You asked, "One is open at the bottom and collects hot water from the vent. The density of the hot water is less than the sea in general, so, if the hydrostatic pressure at the bottom is equal to the hydrostatic pressure of the sea, then the pressure in the pipe at the surface will be less than atmospheric, and the hot water will boil and spew, naturally, from the open top. What am I missing here?"

You're missing the throttle valve at the top across which the water flashes to steam in a controlled fashion. That maintains pressure within the pipe, probably higher than the surrounding water pressure.

"A second pipe brings cold water from the bottom to the surface to maximize the temperature difference between the hot water/steam and the condneser temperature. The cold water is more dense than the sea around the pipe. How do you lift the extra weight? You explain it, I'm sure, but I don't see it on your site. You show a pump on the oil platform, but how do you "suck" water up?"

Very astute. The drawing is wrong, (but the verbal description is correct) but I went with it anyway because it seemed easier to understand.

Imagine this large insulated drinking straw extending below the thermocline, open at both the top and the bottom. The top edge would extend several feet above the ocean surface to prevent the pipe's contents from mixing with the surrounding water.

I envision the pump to be floating on that open surface within the "straw", drawing the water only from the surface to the input of the pump. The output of the pump will be carried to the platform 30 m or so above the surface. I'm not actually "sucking up" the water to the platform, but pushing it up.

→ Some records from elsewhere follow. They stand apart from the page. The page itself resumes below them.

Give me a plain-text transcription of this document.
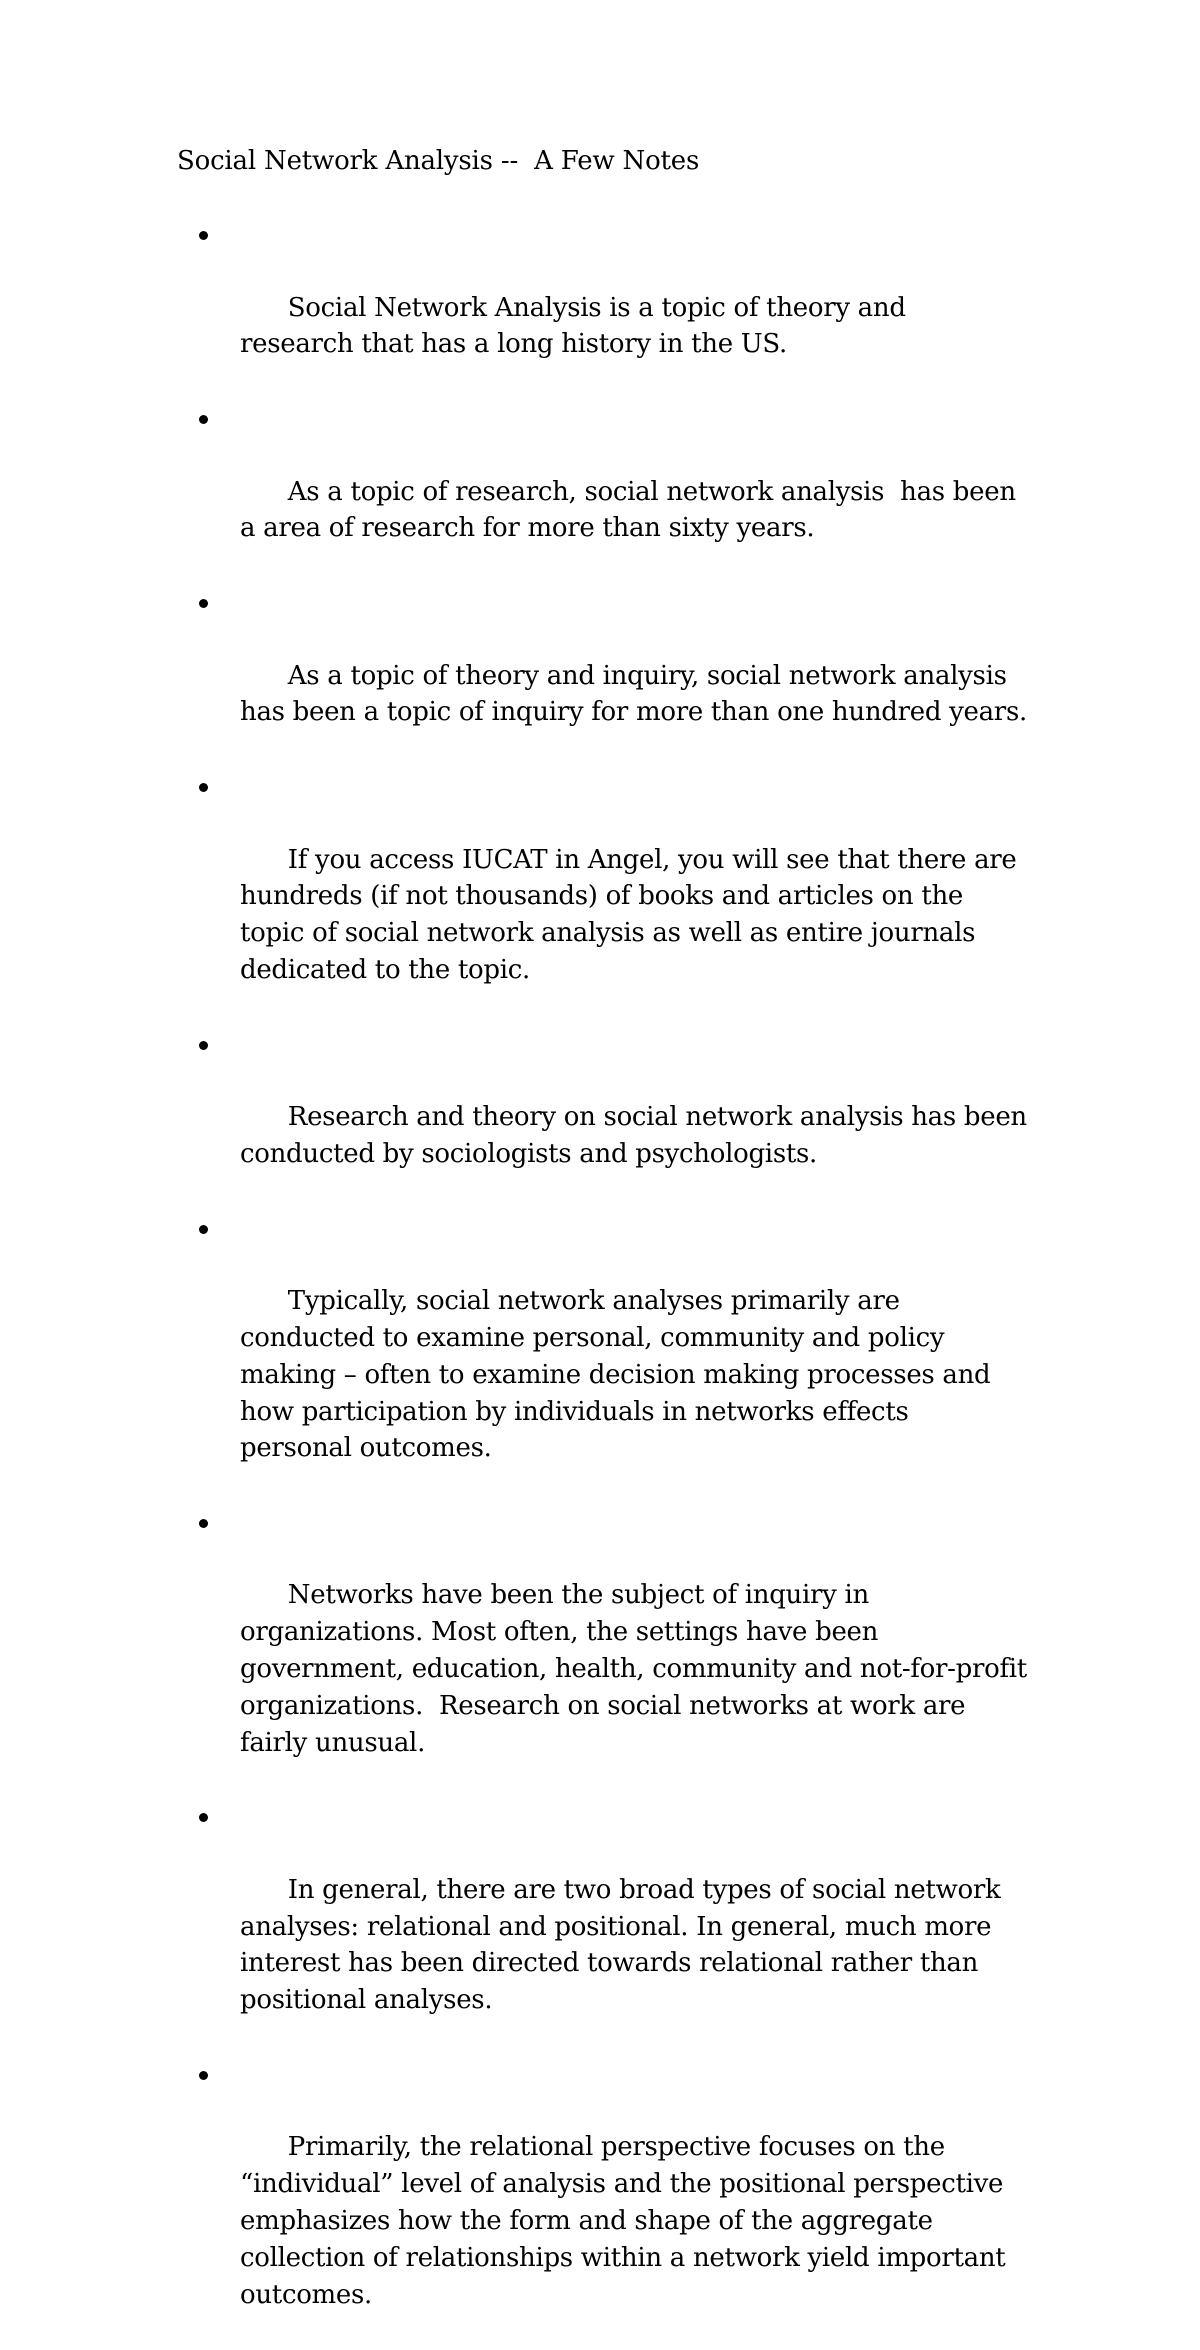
Social Network Analysis --  A Few Notes

Social Network Analysis is a topic of theory and research that has a long history in the US.

As a topic of research, social network analysis  has been a area of research for more than sixty years.

As a topic of theory and inquiry, social network analysis has been a topic of inquiry for more than one hundred years.

If you access IUCAT in Angel, you will see that there are hundreds (if not thousands) of books and articles on the topic of social network analysis as well as entire journals dedicated to the topic.

Research and theory on social network analysis has been conducted by sociologists and psychologists.

Typically, social network analyses primarily are conducted to examine personal, community and policy making – often to examine decision making processes and how participation by individuals in networks effects personal outcomes.

Networks have been the subject of inquiry in organizations. Most often, the settings have been government, education, health, community and not-for-profit organizations.  Research on social networks at work are fairly unusual.

In general, there are two broad types of social network analyses: relational and positional. In general, much more interest has been directed towards relational rather than positional analyses.

Primarily, the relational perspective focuses on the “individual” level of analysis and the positional perspective emphasizes how the form and shape of the aggregate collection of relationships within a network yield important outcomes.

As water is withdrawn from the surface, obviously the water level inside the "straw" will remain equal with the sea, and that is accomplished because it is refilled at the only point open to the water, with frigid water from below the thermocline. In a very short time the pipe will be filled with only nearly freezing water, and the only pump energy expended will be to pump the volume from the surface to the platform. As long as you recognize that the top of the "straw" is open to the atmosphere, you can see that I'm not actually drawing from the bottom but instead from the surface. That small amount of energy translates to huge gains because of the increased temperature differential.

"The third pipe has to handle the cooled hot water, "waste" minerals, the warmed cooling water, and the condensed steam. Since the density of this warmish waste water will be less than the sea, it will require energy to pump it downward, right? You show a pump in the diagram, but won't it consume a great deal of energy?"

It will require some energy to be consumed in returning that material to the depths, but we are dealing with an abundance of energy at the surface. The warmer waste water can be mixed with surface water to cool it even more, but it will require some work to get it down to the lower levels. I'm not convinced that the waste material has to be returned below the thermocline, and if it does not, then considerably less energy will be required to do the job.